Although African countries produce the most cotton in the world, few have managed to spin it into a textiles industry. In a protectionist effort to stave off competition from used clothing to support domestic manufacturing, 31 countries even ban the import of secondhand garments. A dozen are in Africa, the world’s largest recipient of used clothes. They vary from huge markets such as Nigeria and South Africa, to smaller ones including Liberia, Eritrea and Botswana. Some simply make the barriers impossibly high — Morocco and Namibia both require import licences, which are never granted.

Black markets thrive. That puts do-gooding charities in a tricky position. Oxfam agitates on behalf of West Africa’s hard-done-by cotton growers, who flounder in the face of US subsidies, Asian volumes and, some governments argue, charity cast-offs that flood the market. A study commissioned by Oxfam even found that ‘secondhand clothing imports are likely to have played a role in undermining industrial textile/clothing production and employment in West Africa’. The South African Textile Federation says these clothes deprive local people of jobs and food.

That seems to be quite wrong, however. Oxfam notes that the industry creates millions of jobs, as importers, sorters, washers, agents and street sellers. An estimated 90 per cent of Ghanaians wear used clothes and the Salvation Army says up to 20 per cent of Ghana’s workers make their money from them, while five million Kenyans depend on cast-off clothes for their living. Oxfam has also started a pilot sorting house in Senegal to spur local jobs.

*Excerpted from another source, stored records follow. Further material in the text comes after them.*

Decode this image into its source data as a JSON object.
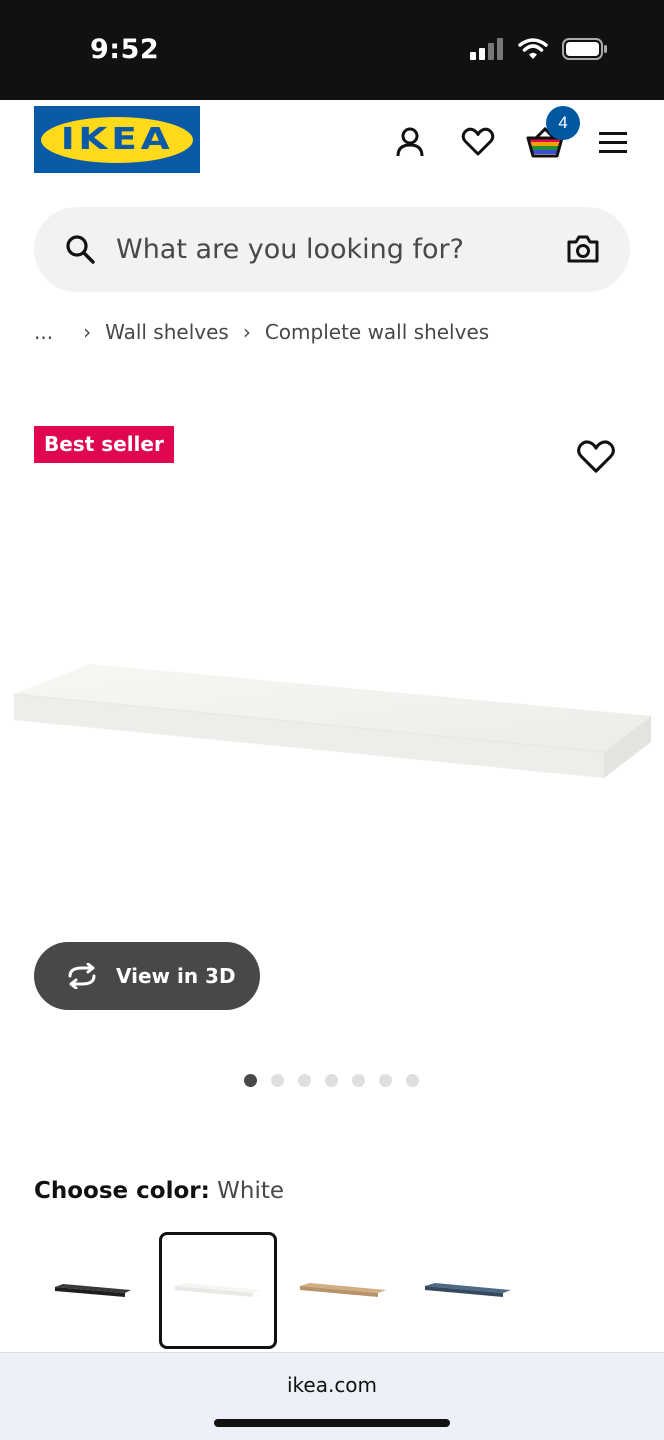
{
  "status_bar": {
    "time": "9:52"
  },
  "header": {
    "logo_text": "IKEA",
    "cart_count": "4"
  },
  "search": {
    "placeholder": "What are you looking for?"
  },
  "breadcrumb": {
    "ellipsis": "...",
    "items": [
      "Wall shelves",
      "Complete wall shelves"
    ]
  },
  "product": {
    "badge": "Best seller",
    "view3d_label": "View in 3D",
    "image_count": 7,
    "active_image": 1
  },
  "color": {
    "label": "Choose color:",
    "selected": "White",
    "swatches": [
      {
        "name": "black",
        "hex": "#2b2b2b"
      },
      {
        "name": "white",
        "hex": "#f2f2f2"
      },
      {
        "name": "oak",
        "hex": "#c9a57a"
      },
      {
        "name": "blue",
        "hex": "#3f5a73"
      }
    ]
  },
  "browser": {
    "url": "ikea.com"
  },
  "colors": {
    "brand_blue": "#0058a3",
    "brand_yellow": "#ffda1a",
    "badge_red": "#e00751"
  }
}
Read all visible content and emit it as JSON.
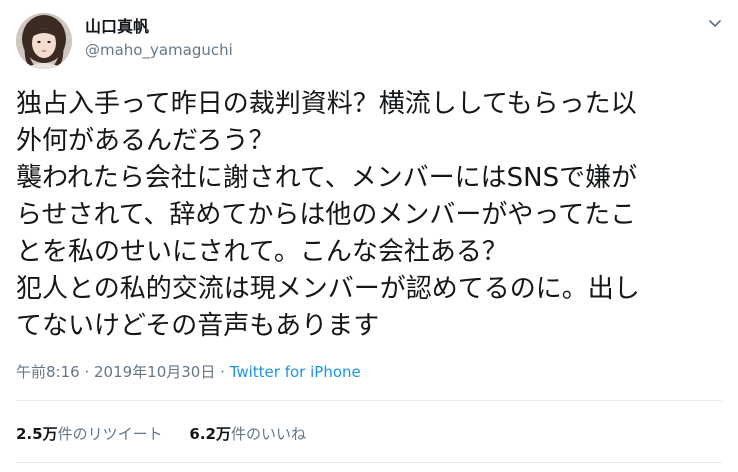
{
  "author": {
    "display_name": "山口真帆",
    "handle": "@maho_yamaguchi"
  },
  "tweet": {
    "lines": [
      "独占入手って昨日の裁判資料？横流ししてもらった以",
      "外何があるんだろう？",
      "襲われたら会社に謝されて、メンバーにはSNSで嫌が",
      "らせされて、辞めてからは他のメンバーがやってたこ",
      "とを私のせいにされて。こんな会社ある？",
      "犯人との私的交流は現メンバーが認めてるのに。出し",
      "てないけどその音声もあります"
    ]
  },
  "meta": {
    "time": "午前8:16",
    "separator": " · ",
    "date": "2019年10月30日",
    "separator2": " · ",
    "source": "Twitter for iPhone"
  },
  "stats": {
    "retweets_count": "2.5万",
    "retweets_unit": "件",
    "retweets_label": "のリツイート",
    "likes_count": "6.2万",
    "likes_unit": "件",
    "likes_label": "のいいね"
  },
  "colors": {
    "text": "#14171a",
    "secondary": "#657786",
    "link": "#1b95e0",
    "divider": "#e6ecf0"
  },
  "icons": {
    "avatar": "profile-photo",
    "caret": "chevron-down-icon"
  }
}
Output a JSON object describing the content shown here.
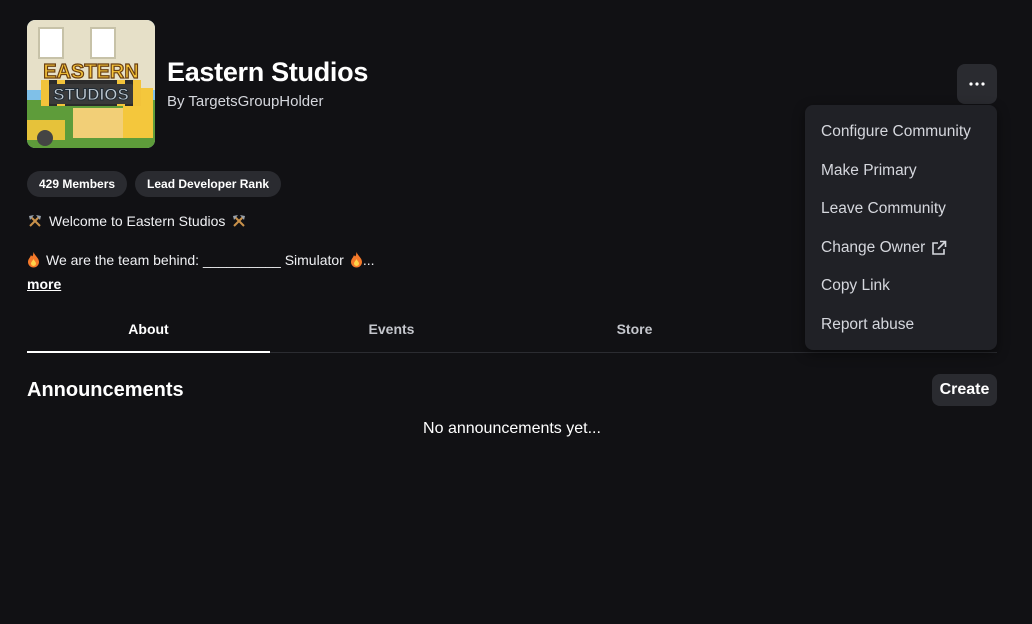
{
  "community": {
    "name": "Eastern Studios",
    "byline": "By TargetsGroupHolder",
    "logo_text_top": "EASTERN",
    "logo_text_bottom": "STUDIOS"
  },
  "badges": [
    "429 Members",
    "Lead Developer Rank"
  ],
  "description": {
    "line1": "Welcome to Eastern Studios",
    "line2": "We are the team behind: __________ Simulator",
    "line2_suffix": "...",
    "more_label": "more"
  },
  "tabs": [
    {
      "label": "About",
      "active": true
    },
    {
      "label": "Events",
      "active": false
    },
    {
      "label": "Store",
      "active": false
    }
  ],
  "announcements": {
    "title": "Announcements",
    "create_label": "Create",
    "empty_text": "No announcements yet..."
  },
  "menu": {
    "items": [
      {
        "label": "Configure Community"
      },
      {
        "label": "Make Primary"
      },
      {
        "label": "Leave Community"
      },
      {
        "label": "Change Owner",
        "icon": "external-link-icon"
      },
      {
        "label": "Copy Link"
      },
      {
        "label": "Report abuse"
      }
    ]
  },
  "icons": {
    "more_button": "ellipsis-icon",
    "decor": "hammer-pick-icon",
    "flame": "fire-icon"
  },
  "colors": {
    "background": "#111114",
    "surface": "#2a2b30",
    "menu_bg": "#202126",
    "text": "#ffffff",
    "muted": "#d5d7dd"
  }
}
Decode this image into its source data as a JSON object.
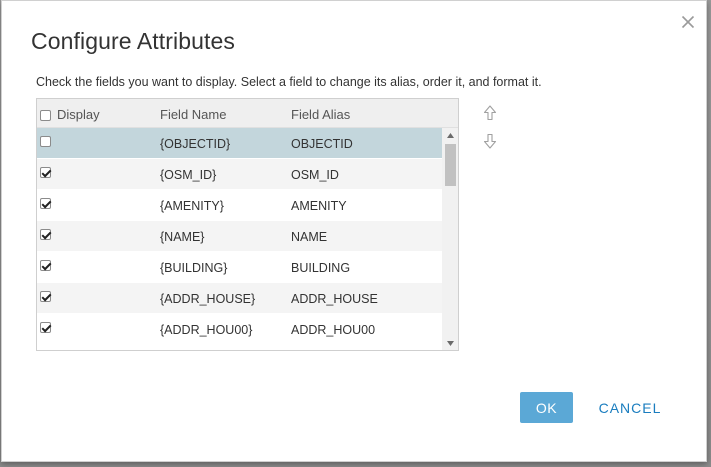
{
  "dialog": {
    "title": "Configure Attributes",
    "instructions": "Check the fields you want to display. Select a field to change its alias, order it, and format it.",
    "close_icon": "close-icon"
  },
  "grid": {
    "columns": {
      "display": "Display",
      "field_name": "Field Name",
      "field_alias": "Field Alias"
    },
    "rows": [
      {
        "checked": false,
        "field_name": "{OBJECTID}",
        "field_alias": "OBJECTID",
        "selected": true
      },
      {
        "checked": true,
        "field_name": "{OSM_ID}",
        "field_alias": "OSM_ID",
        "selected": false
      },
      {
        "checked": true,
        "field_name": "{AMENITY}",
        "field_alias": "AMENITY",
        "selected": false
      },
      {
        "checked": true,
        "field_name": "{NAME}",
        "field_alias": "NAME",
        "selected": false
      },
      {
        "checked": true,
        "field_name": "{BUILDING}",
        "field_alias": "BUILDING",
        "selected": false
      },
      {
        "checked": true,
        "field_name": "{ADDR_HOUSE}",
        "field_alias": "ADDR_HOUSE",
        "selected": false
      },
      {
        "checked": true,
        "field_name": "{ADDR_HOU00}",
        "field_alias": "ADDR_HOU00",
        "selected": false
      }
    ]
  },
  "order_controls": {
    "up_icon": "arrow-up-icon",
    "down_icon": "arrow-down-icon"
  },
  "footer": {
    "ok_label": "OK",
    "cancel_label": "CANCEL"
  },
  "colors": {
    "selected_row": "#c3d6dc",
    "ok_button": "#5ba8d6",
    "cancel_text": "#1a7dbf"
  }
}
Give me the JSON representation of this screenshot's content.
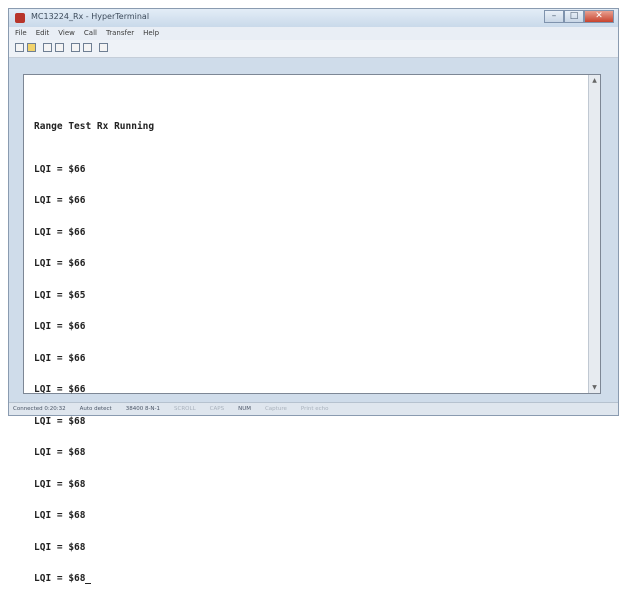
{
  "window": {
    "title": "MC13224_Rx - HyperTerminal",
    "controls": {
      "minimize": "–",
      "maximize": "□",
      "close": "✕"
    }
  },
  "menu": [
    "File",
    "Edit",
    "View",
    "Call",
    "Transfer",
    "Help"
  ],
  "toolbar": [
    "new-icon",
    "open-icon",
    "disconnect-icon",
    "properties-icon",
    "send-icon",
    "receive-icon",
    "settings-icon"
  ],
  "terminal": {
    "heading": "Range Test Rx Running",
    "lines": [
      "LQI = $66",
      "LQI = $66",
      "LQI = $66",
      "LQI = $66",
      "LQI = $65",
      "LQI = $66",
      "LQI = $66",
      "LQI = $66",
      "LQI = $68",
      "LQI = $68",
      "LQI = $68",
      "LQI = $68",
      "LQI = $68",
      "LQI = $68"
    ]
  },
  "status": {
    "connection": "Connected 0:20:32",
    "detect": "Auto detect",
    "settings": "38400 8-N-1",
    "scroll": "SCROLL",
    "caps": "CAPS",
    "num": "NUM",
    "capture": "Capture",
    "print_echo": "Print echo"
  }
}
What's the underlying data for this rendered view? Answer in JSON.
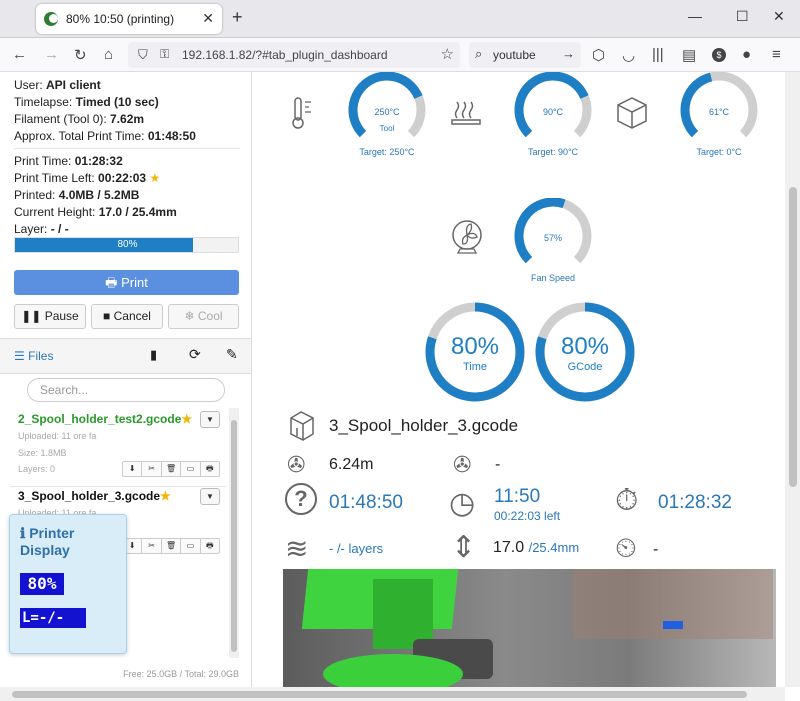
{
  "browser": {
    "tab_title": "80% 10:50 (printing)",
    "url": "192.168.1.82/?#tab_plugin_dashboard",
    "search_value": "youtube"
  },
  "state": {
    "user_label": "User:",
    "user_value": "API client",
    "timelapse_label": "Timelapse:",
    "timelapse_value": "Timed (10 sec)",
    "filament_label": "Filament (Tool 0):",
    "filament_value": "7.62m",
    "approx_label": "Approx. Total Print Time:",
    "approx_value": "01:48:50",
    "print_time_label": "Print Time:",
    "print_time_value": "01:28:32",
    "time_left_label": "Print Time Left:",
    "time_left_value": "00:22:03",
    "printed_label": "Printed:",
    "printed_value": "4.0MB / 5.2MB",
    "height_label": "Current Height:",
    "height_value": "17.0 / 25.4mm",
    "layer_label": "Layer:",
    "layer_value": "- / -",
    "progress_text": "80%",
    "progress": 0.8
  },
  "controls": {
    "print_label": "Print",
    "pause_label": "Pause",
    "cancel_label": "Cancel",
    "cool_label": "Cool"
  },
  "files": {
    "header": "Files",
    "search_placeholder": "Search...",
    "items": [
      {
        "name": "2_Spool_holder_test2.gcode",
        "uploaded": "Uploaded: 11 ore fa",
        "size": "Size: 1.8MB",
        "layers": "Layers: 0"
      },
      {
        "name": "3_Spool_holder_3.gcode",
        "uploaded": "Uploaded: 11 ore fa"
      }
    ],
    "free_text": "Free: 25.0GB / Total: 29.0GB"
  },
  "printer_display": {
    "title": "Printer Display",
    "line1": "80%",
    "line2": "L=-/-"
  },
  "dashboard": {
    "tool": {
      "value": "250°C",
      "label": "Tool",
      "target": "Target: 250°C",
      "fraction": 0.75
    },
    "bed": {
      "value": "90°C",
      "target": "Target: 90°C",
      "fraction": 0.75
    },
    "chamber": {
      "value": "61°C",
      "target": "Target: 0°C",
      "fraction": 0.45
    },
    "fan": {
      "value": "57%",
      "label": "Fan Speed",
      "fraction": 0.57
    },
    "time_progress": {
      "value": "80%",
      "label": "Time",
      "fraction": 0.8
    },
    "gcode_progress": {
      "value": "80%",
      "label": "GCode",
      "fraction": 0.8
    },
    "filename": "3_Spool_holder_3.gcode",
    "filament_used": "6.24m",
    "filament_other": "-",
    "total_time": "01:48:50",
    "eta": "11:50",
    "eta_left": "00:22:03 left",
    "elapsed": "01:28:32",
    "layers": "- /- layers",
    "height": "17.0",
    "height_total": "/25.4mm",
    "layer_time": "-"
  },
  "colors": {
    "accent": "#1f7fc4",
    "track": "#cfcfcf",
    "print_button": "#5b8fe0",
    "lcd": "#1212d0",
    "panel": "#d8edf8"
  }
}
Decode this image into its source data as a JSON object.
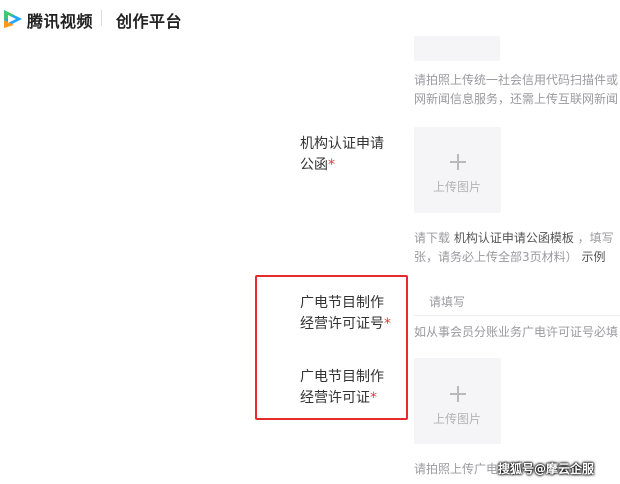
{
  "header": {
    "brand": "腾讯视频",
    "platform": "创作平台"
  },
  "icons": {
    "logo": "tencent-video-logo-icon",
    "plus": "plus-icon"
  },
  "colors": {
    "required": "#e63838",
    "highlight_frame": "#e52b2b",
    "logo_green": "#3cc86e",
    "logo_blue": "#25a5f5",
    "logo_orange": "#ff9a1e"
  },
  "top_hint": {
    "line1": "请拍照上传统一社会信用代码扫描件或",
    "line2": "网新闻信息服务，还需上传互联网新闻"
  },
  "org_letter": {
    "label_line1": "机构认证申请",
    "label_line2": "公函",
    "required_mark": "*",
    "upload_label": "上传图片",
    "hint_line1_prefix": "请下载 ",
    "hint_line1_link": "机构认证申请公函模板",
    "hint_line1_suffix": " ，填写",
    "hint_line2_prefix": "张，请务必上传全部3页材料） ",
    "hint_line2_link": "示例"
  },
  "license_no": {
    "label_line1": "广电节目制作",
    "label_line2": "经营许可证号",
    "required_mark": "*",
    "placeholder": "请填写",
    "hint": "如从事会员分账业务广电许可证号必填"
  },
  "license_img": {
    "label_line1": "广电节目制作",
    "label_line2": "经营许可证",
    "required_mark": "*",
    "upload_label": "上传图片",
    "hint": "请拍照上传广电"
  },
  "watermark": "搜狐号@摩云企服"
}
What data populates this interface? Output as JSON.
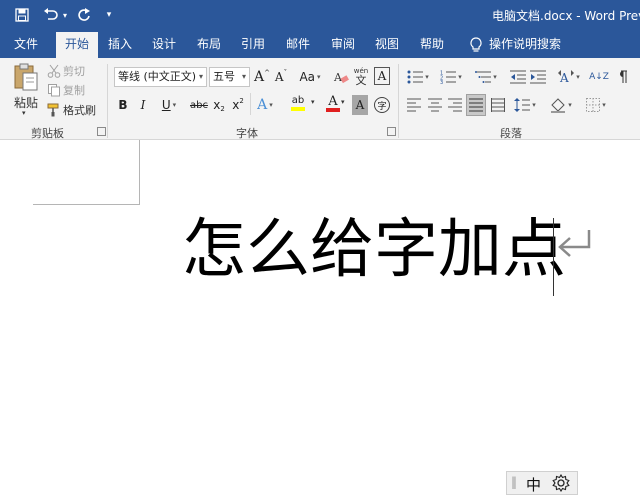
{
  "window": {
    "title": "电脑文档.docx - Word Previe"
  },
  "quick_access": {
    "customize_caret": "▾"
  },
  "tabs": [
    {
      "label": "文件"
    },
    {
      "label": "开始"
    },
    {
      "label": "插入"
    },
    {
      "label": "设计"
    },
    {
      "label": "布局"
    },
    {
      "label": "引用"
    },
    {
      "label": "邮件"
    },
    {
      "label": "审阅"
    },
    {
      "label": "视图"
    },
    {
      "label": "帮助"
    }
  ],
  "tell_me": {
    "label": "操作说明搜索"
  },
  "clipboard": {
    "paste_label": "粘贴",
    "cut_label": "剪切",
    "copy_label": "复制",
    "format_painter_label": "格式刷",
    "group_label": "剪贴板"
  },
  "font": {
    "font_name": "等线 (中文正文)",
    "font_size": "五号",
    "grow_glyph": "A",
    "shrink_glyph": "A",
    "case_glyph": "Aa",
    "phonetic_glyph": "wén",
    "border_glyph": "A",
    "bold_glyph": "B",
    "italic_glyph": "I",
    "underline_glyph": "U",
    "strike_glyph": "abc",
    "subscript_glyph": "x",
    "superscript_glyph": "x",
    "sub_mark": "2",
    "sup_mark": "2",
    "effects_glyph": "A",
    "highlight_glyph": "ab",
    "font_color_glyph": "A",
    "shading_glyph": "A",
    "enclose_glyph": "字",
    "group_label": "字体"
  },
  "paragraph": {
    "sort_glyph": "A↓Z",
    "group_label": "段落"
  },
  "colors": {
    "brand": "#2b579a",
    "highlight": "#ffff00",
    "font_color": "#e01f1f"
  },
  "document": {
    "text": "怎么给字加点"
  },
  "ime": {
    "mode": "中",
    "divider": "‖"
  }
}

Plus, ailing textile industries tend to be largely the fault of poor management, dodgy manufacturing and too much regulation. More recently, the abolition of quotas has also seen Chinese clothes flood the market. These ‘bend-down boutiques’ clothe people too: more than 60 per cent of the population of many African countries wear used clothes, making middle-class outfits available for affordable prices.

‘Secondhand clothes give people the chance of buying what is fashionable and trendy at a price that they would never have been able to afford,’ says Adenike Ogunlesi, who runs Ruff ’N’ Tumble, a Nigerian boutique brand of ten years’ standing that sells upmarket children’s clothing in Lagos. She had to battle a ban on imported fabric. ‘What’s killing the garments industry in Nigeria is the government. They keep changing the rules.’ The rag-tag sector does in any case provide plenty of work for traditional tailors. Given that many outsize Western clothes are huge for thinner African figures, tailors stitch dynamic patterns to take up the slack. ‘I change the big sizes so they sell fast,’ says Abdul Karim, 22, who hangs his ‘designer junks’ from a spindly wooden street stall in Bo, Sierra Leone’s second city, criss-crossed with inventive stitching to add an eye-catching twist to the style. Taught how to tailor by his father, he has adapted tradition to modern needs.

‘The vigorous... trade is testament to the entrepreneurial energy and resourcefulness of the African people,’ says Professor Pietra Rivoli in her book The Travels of a T-Shirt in the Global Economy, for which she followed her garment’s escapades from genesis to reject and back to life again, for five years. For her, the trade is worth encouraging. It forms the largest chunk of the continent’s informal economy, and that’s the bit of the economy that actually works.

One new enterprise is even hoping to sell ‘junks’ back to the West. Texan Eric Kimmel has set up a factory in Sierra Leone to employ villagers to add African flair to Western rejects. Naming the label Trashion, he’ll sell embroidered, tie-dyed and bead-enhanced items back to the US and the UK for up to $300 apiece. Prepare for the day you might find yourself spending hundreds of pounds on something that once upon a time you gave away.